What Is EigenLayer & AVS? Restaking Explained (2026)
EigenLayer launched on Ethereum mainnet in 2024 and introduced a new primitive: restaking. Instead of staked ETH only securing Ethereum, restakers can opt-in to also secure other protocols — earning additional yield in exchange for taking on additional slashing risk.
The Problem EigenLayer Solves
Building a new decentralized protocol (oracle network, data availability layer, cross-chain bridge) traditionally requires bootstrapping your own validator set and token. This is expensive and takes years. Most new protocols never achieve the security level of Ethereum.
EigenLayer's insight: Ethereum already has ~$50B+ in staked ETH. What if you could rent that security?
How Restaking Works
- Stake ETH normally (via Lido, Rocket Pool, or directly as a validator)

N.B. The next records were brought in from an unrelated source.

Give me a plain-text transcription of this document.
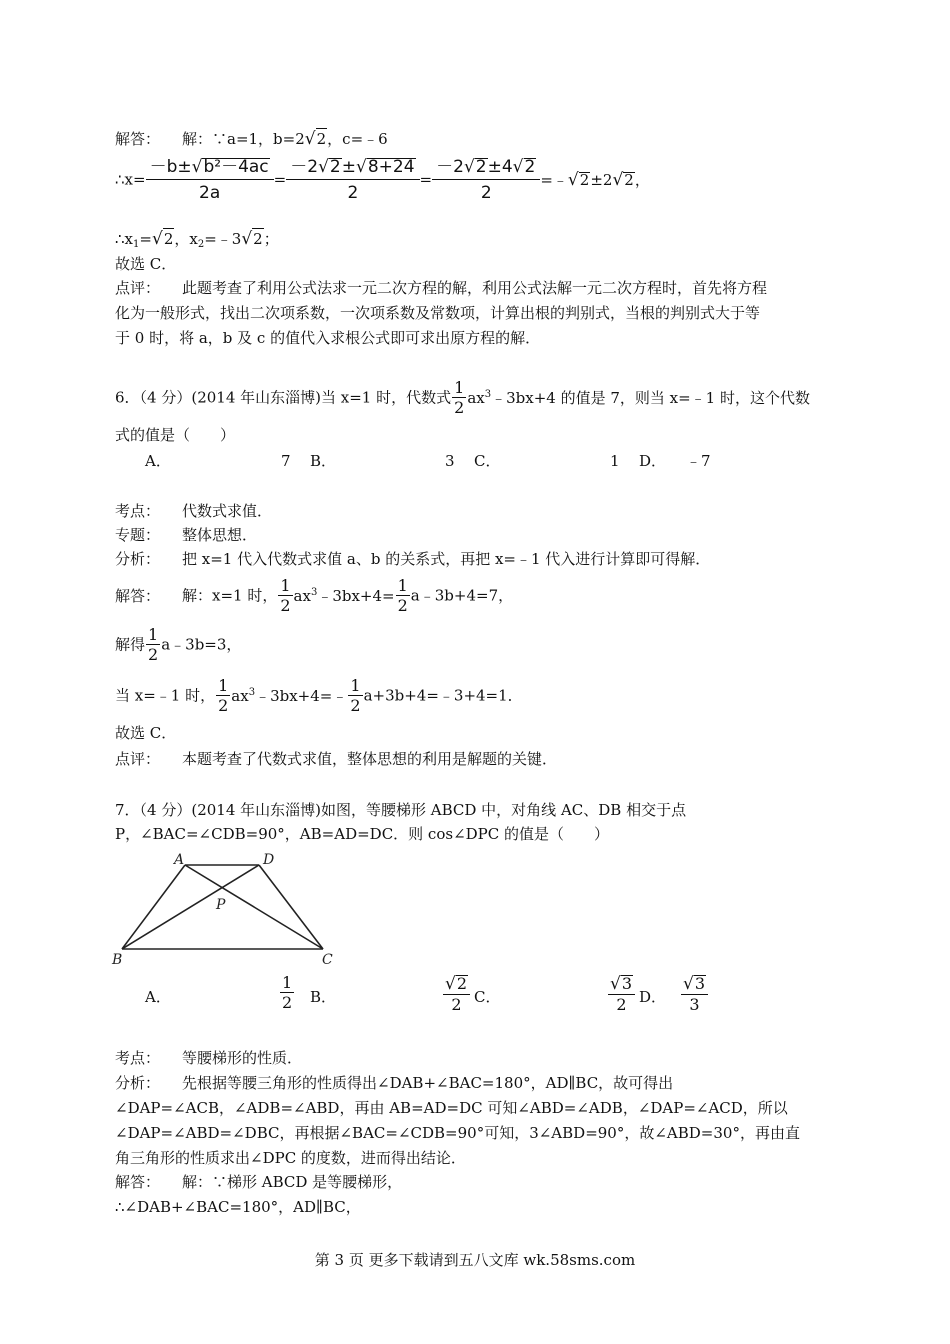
解答： 解：∵a=1，b=2√2，c=﹣6
∴x= $\frac{\text{－b±√b²－4ac}}{2a} = \frac{-2√2\pm√8+24}{2} = \frac{-2√2\pm 4√2}{2}$ =﹣√2±2√2，
$\therefore x_1=√2$，$x_2=﹣3√2$；
故选 C．
点评： 此题考查了利用公式法求一元二次方程的解，利用公式法解一元二次方程时，首先将方程
化为一般形式，找出二次项系数，一次项系数及常数项，计算出根的判别式，当根的判别式大于等
于 0 时，将 a，b 及 c 的值代入求根公式即可求出原方程的解．
6．（4 分）(2014 年山东淄博)当 x=1 时，代数式 $\frac{1}{2}$ $ax^3﹣3bx+4$ 的值是 7，则当 x=﹣1 时，这个代数
式的值是（　　）
A．	7 B．	3 C．	1 D． ﹣7
考点： 代数式求值．
专题： 整体思想．
分析： 把 x=1 代入代数式求值 a、b 的关系式，再把 x=﹣1 代入进行计算即可得解．
解答： 解：x=1 时， $\frac{1}{2}$ $ax^3﹣3bx+4= \frac{1}{2}$ a﹣3b+4=7，
解得 $\frac{1}{2}$ a﹣3b=3，
当 x=﹣1 时， $\frac{1}{2}$ $ax^3﹣3bx+4=﹣ \frac{1}{2}$ a+3b+4=﹣3+4=1．
故选 C．
点评： 本题考查了代数式求值，整体思想的利用是解题的关键．
7．（4 分）(2014 年山东淄博)如图，等腰梯形 ABCD 中，对角线 AC、DB 相交于点
P，∠BAC=∠CDB=90°，AB=AD=DC．则 cos∠DPC 的值是（　　）
A	D
P
B	C
A．	$\frac{1}{2}$ B．	$\frac{√2}{2}$ C．	$\frac{√3}{2}$ D． $\frac{√3}{3}$
考点： 等腰梯形的性质．
分析： 先根据等腰三角形的性质得出∠DAB+∠BAC=180°，AD∥BC，故可得出
∠DAP=∠ACB，∠ADB=∠ABD，再由 AB=AD=DC 可知∠ABD=∠ADB，∠DAP=∠ACD，所以
∠DAP=∠ABD=∠DBC，再根据∠BAC=∠CDB=90°可知，3∠ABD=90°，故∠ABD=30°，再由直
角三角形的性质求出∠DPC 的度数，进而得出结论．
解答： 解：∵梯形 ABCD 是等腰梯形，
∴∠DAB+∠BAC=180°，AD∥BC，
第 3 页 更多下载请到五八文库 wk.58sms.com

- Deposit into EigenLayer — your stETH or validator withdrawal credentials are delegated to EigenLayer
- Opt into AVSs — choose which Actively Validated Services you want to secure
- Earn AVS rewards — each AVS pays operators (and by extension restakers) in its native token
- Take on slashing risk — if you behave dishonestly toward an AVS, your stake can be slashed
What Is an AVS?
An Actively Validated Service is any protocol that uses EigenLayer to inherit Ethereum's security. Examples of live AVSs in 2026:
- EigenDA: a data availability layer for L2 rollups (EigenLayer's own product)
- Lagrange: ZK coprocessor for verifiable on-chain computation
- Witness Chain: decentralized watchtower network for optimistic rollups
- Brevis: ZK data co-processor
- Omni Network: cross-chain messaging secured by restaked ETH
AVSs pay operators in their tokens; operators share a portion with delegators (restakers).
Liquid Restaking Tokens (LRTs)
Most users don't restake directly through EigenLayer — they use Liquid Restaking Tokens (LRTs) that handle AVS selection and give you a liquid receipt token:
- ether.fi (eETH/weETH): largest LRT by TVL; auto-selects AVSs
- Renzo (ezETH): multi-AVS restaking
- Kelp DAO (rsETH): similar model
- Puffer Finance: focuses on native restaking with DVT
LRTs let you participate in restaking rewards without running infrastructure, and your position remains liquid (tradeable, usable as collateral in DeFi).
Risks of Restaking
Slashing Risk (Compounding)
A restaker can be slashed by Ethereum AND by any AVS they opt into. Multiple slashing conditions multiply your risk surface.
Smart Contract Risk
EigenLayer's contracts are complex. A bug could affect all restakers simultaneously — billions in TVL from a single vulnerability.
AVS Quality Risk
Not all AVSs are equally well-designed. Opting into a poorly-coded AVS with unreliable slashing conditions is dangerous. Most users delegate this decision to LRT protocols.
Liquidity Risk
LRTs can depeg from ETH during stress events. In May 2024, ezETH briefly depegged ~80% during a liquidity crunch.
Centralization Risk
A small number of operators (Figment, P2P, Chorus One) control the majority of restaked ETH — creating systemic risk if they behave maliciously or get compromised.
The Yield Math
Base ETH staking: ~4-5% APR Restaking premium (from AVS rewards): varies widely, 1-8% additional LRT protocol cut: typically 10-15% of rewards
In practice, most LRT holders in 2026 earn 5-8% total APR versus 4-5% for plain staking. The yield premium for restaking risk is real but modest.